BOISE - A long-awaited performance audit of Idaho’s transportation department suggests the state could save millions through better management - but could save hundreds of millions by better maintaining the roads and bridges it already has.
“The current situation facing Idaho’s highway system is untenable,” declared auditor Bob Thomas, a consultant from Olympia. “The state is falling further and further behind in its ability to maintain and preserve its highway and bridge infrastructure. … Idaho is getting further and further into a hole.”
Senate Transportation Chairman John McGee, R-Caldwell, said, “It reiterates what the governor’s been saying for the last two years - our roads are falling apart. … You pay a little bit now, or you pay a heck of a lot later.”
Gov. Butch Otter welcomed the results of the audit, which the Legislature commissioned last year and agreed to pay for to the tune of $550,000. It came in under budget, at $450,000; it’s the work of a group of out-of-state consultants who extensively analyzed Idaho’s department and its operations, and compared it to transportation departments in nine other states.
“Simply put, we are trying to accomplish 2009 goals with 1996 dollars,” Otter wrote in his formal response to the audit, adding that he’s directing ITD Director Pamela Lowe to review the audit findings and develop “action plans” to address them.
Otter has proposed a combination of small gas tax increases, car and truck registration fee hikes, a rental car tax and other measures that over the next five years would ramp up to an additional $174.5 million a year in funding for roads. But the audit looked at his original proposal last year for $240 million in taxes and fees, and concluded even that wouldn’t be enough.
Because 38 percent of that increase would go to local highway jurisdictions and 5 percent to the Idaho State Police, under Idaho’s existing distribution formula for highway funds, the $240 million plan would bring ITD just $137 million, the audit found. “Even with the requested $137 million revenue increase, preservation and rehabilitation of existing infrastructure will fall $55 million short through 2013,” the audit predicted.
Auditors recommended a $6 million investment into a new maintenance management system, a computer software system that Idaho currently lacks. They also predicted $11 million in savings over the next five years from various management improvements; said Idaho could save up to $19.6 million on its bond issues by following different short-term interest rate strategies, though ITD disputed that; and predicted that if all its recommendations are followed, Idaho would save $6.6 million a year more after the first five years.

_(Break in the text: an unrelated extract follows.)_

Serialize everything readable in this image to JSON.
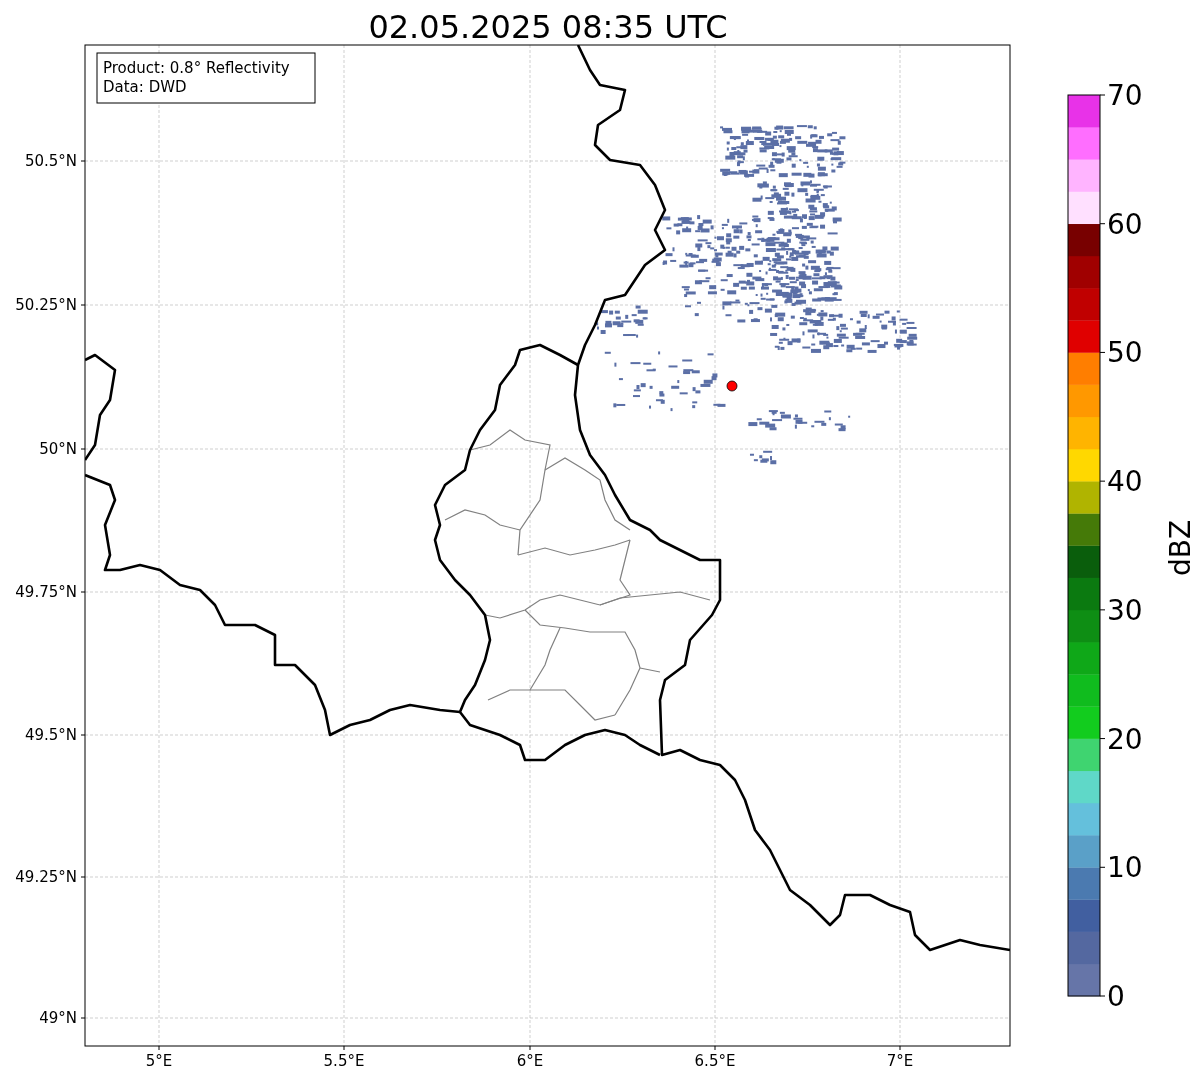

One of the sharpest criticisms in the new audit is that the department lacks a maintenance management system, a computer software system to track when, why and how certain sections of roadway are maintained. There hasn’t been one since 2005, when the previous system became obsolete with the installation of a new financial management system.
But the Idaho Transportation Board was well aware of that - in fact, the board made a conscious decision in 2006 to not replace the system because of the high cost of doing so, and instead put that money into road repairs. The idea was to identify new funding sources for important needs like the new maintenance management system.
“We recognize the need for a maintenance management system - we have a pilot project going on in one of our districts,” said ITD spokesman Jeff Stratten. But that pilot project is nowhere near as extensive as what’s proposed by the audit.
ITD Board Chairman Darrell Manning told lawmakers that he opposed the move to drop the maintenance management system and backs the call for a new one.
House Transportation Chairwoman JoAn Wood, R-Rigby, said she wonders if the funding for the $6 million system could come in increments, rather than all at once. But she’s thrilled with the audit overall.
“I thought it was very well done - it was exactly what we wanted,” she said. “We were so concerned last year that we were not able to get the information we felt like we needed,” to propose transportation tax or fee increases. “We couldn’t justify to our public any increase where it was not clearly beneficial to the whole state.”
Wood added, “What I really liked about this audit is the recommendations that came out of it - we should have the best department of transportation in the country if they follow all the recommendations that were made.”
Those recommendations include switching from the current “worst-first” strategy for managing deteriorating roads, to a “preservation-first” approach that fixes roads sooner and tracks conditions with the new management system. They also include more statewide coordination of what the audit termed an excessively decentralized department; prioritizing maintenance, restoration and preservation of existing roads and bridges ahead of building new ones; and rigorous and independent cost-effectiveness evaluations for new road construction projects. Also recommended were more comprehensive statewide transportation planning; a uniform selection process for capital projects; and measures to reduce turnover of key technical workers at the department.
Manning said the auditors “did a superb job, I think, identifying many of the problems.” The audit, he said, “largely validates the direction the department has been headed for the past two years. … Believe me, we will be looking at it very strongly. Even though we’re in a crisis management situation at the moment with regard to funding, we’re still going to do everything we can … to improve the system.”